3. Many times throughout the story, Amanda appears domineering and high-handed. But do you think Ginny is also quick to judge her sister? Did you relate more to one or the other? Why do you think Amanda feels she has to assume the role of the older sister?
4. Ginny observes, "They say you learn by doing, but you don't have to. If you only learn from your own experience, you're limited." (p. 38) If Ginny had applied this advice outside of the kitchen, do you think she might have had an easier time relating to her sister?
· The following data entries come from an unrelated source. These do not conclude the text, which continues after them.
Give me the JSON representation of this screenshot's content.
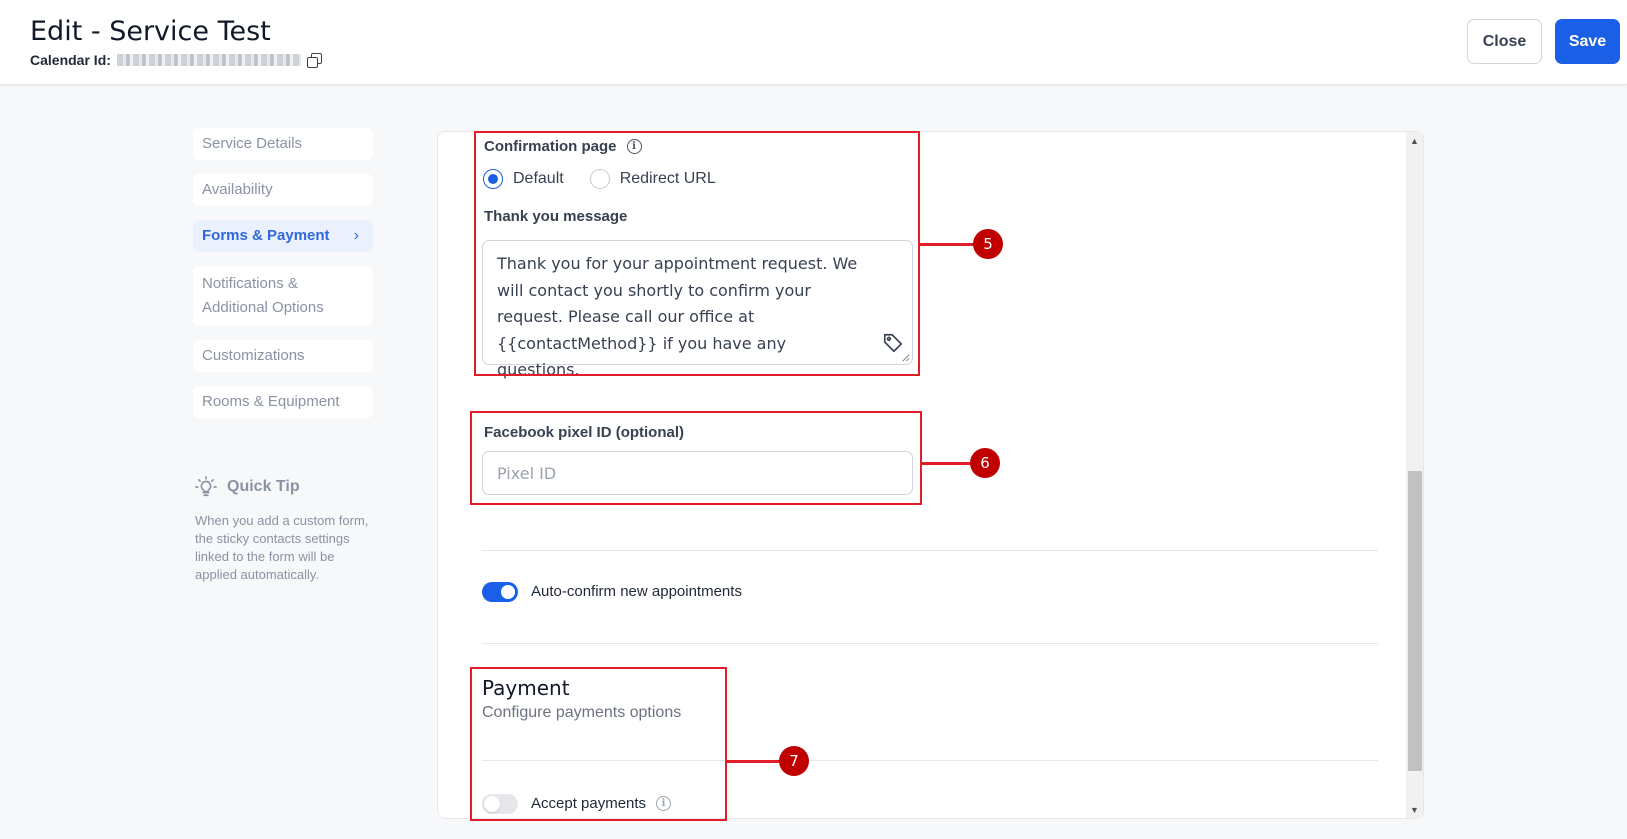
{
  "header": {
    "title": "Edit - Service Test",
    "calendar_id_label": "Calendar Id:",
    "close_label": "Close",
    "save_label": "Save"
  },
  "sidebar": {
    "items": [
      {
        "label": "Service Details",
        "active": false
      },
      {
        "label": "Availability",
        "active": false
      },
      {
        "label": "Forms & Payment",
        "active": true
      },
      {
        "label": "Notifications & Additional Options",
        "active": false
      },
      {
        "label": "Customizations",
        "active": false
      },
      {
        "label": "Rooms & Equipment",
        "active": false
      }
    ],
    "quick_tip": {
      "title": "Quick Tip",
      "text": "When you add a custom form, the sticky contacts settings linked to the form will be applied automatically."
    }
  },
  "form": {
    "confirmation_page": {
      "label": "Confirmation page",
      "options": [
        "Default",
        "Redirect URL"
      ],
      "selected": "Default"
    },
    "thank_you": {
      "label": "Thank you message",
      "value": "Thank you for your appointment request. We will contact you shortly to confirm your request. Please call our office at {{contactMethod}} if you have any questions."
    },
    "facebook_pixel": {
      "label": "Facebook pixel ID (optional)",
      "placeholder": "Pixel ID",
      "value": ""
    },
    "auto_confirm": {
      "label": "Auto-confirm new appointments",
      "enabled": true
    },
    "payment": {
      "title": "Payment",
      "subtitle": "Configure payments options",
      "accept_payments_label": "Accept payments",
      "accept_payments_enabled": false
    }
  },
  "annotations": [
    "5",
    "6",
    "7"
  ],
  "colors": {
    "primary": "#1a5fe6",
    "annotation": "#e11d2a",
    "badge": "#c00000"
  }
}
Do you agree with her observation, or do you think avoiding mistakes others have made is a different way of limiting yourself?
5. Discussing Elena's death, David remarks that it might have been better if he had never met her. He says, "I wouldn't have ever loved her, and that would've been my loss, but how bad is a loss you don't know about? You can't mourn all the people you could've loved but didn't. You mourn the ones you loved and lost." (p. 245) Do you agree with his statement? Why or why not?
6. Gert warns Ginny not to summon the spirit of Elena, but Ginny doesn't listen. Would you have done the same? Why or why not? If you were in David's shoes, would you want to see the spirit of someone you loved? If Elena had appeared the first time Ginny cooked her dish, do you feel things might have ended differently?
7. Do you think Ginny asked the right questions of the spirits she summoned? What would you have asked if you were in her place?
8. How did you feel about the way Amanda tricked Ginny into going to see Dr. Stewart? Do you think Ginny would have gone to see someone eventually, if Amanda hadn't forced her? Is it a situation where the end justifies the means? Why do you think communication between the two sisters was so difficult?
9. Along with the kitchen, Ginny often turns to the Normal Book to calm herself. She tells David, "See? Normal means a lot of things to a lot of people. You're normal. Don't worry. It's okay." (p. 269) Do you agree with her? Do you think normal is a term that has a single definition, or not? Do you think we try too hard to label people as one thing or another?
10. The theme of appearance, in opposition to reality, is central to the book. What are some of the obvious, and not so obvious, examples of this idea? What does Ginny come to understand about the way things appear versus the way they truly are?
11. Ginny's father hid a very important secret from his family. Do you feel he was right to keep both his and Ginny's condition a secret from Ginny and Amanda? Do you think by trying to protect her, he ultimately did her a greater disservice?
12. The title of the novel is The Kitchen Daughter. Discuss the significance in relation to the story. What does the kitchen teach Ginny? How does trust, both in and out of the kitchen, play a part in Ginny's shifting perspectives?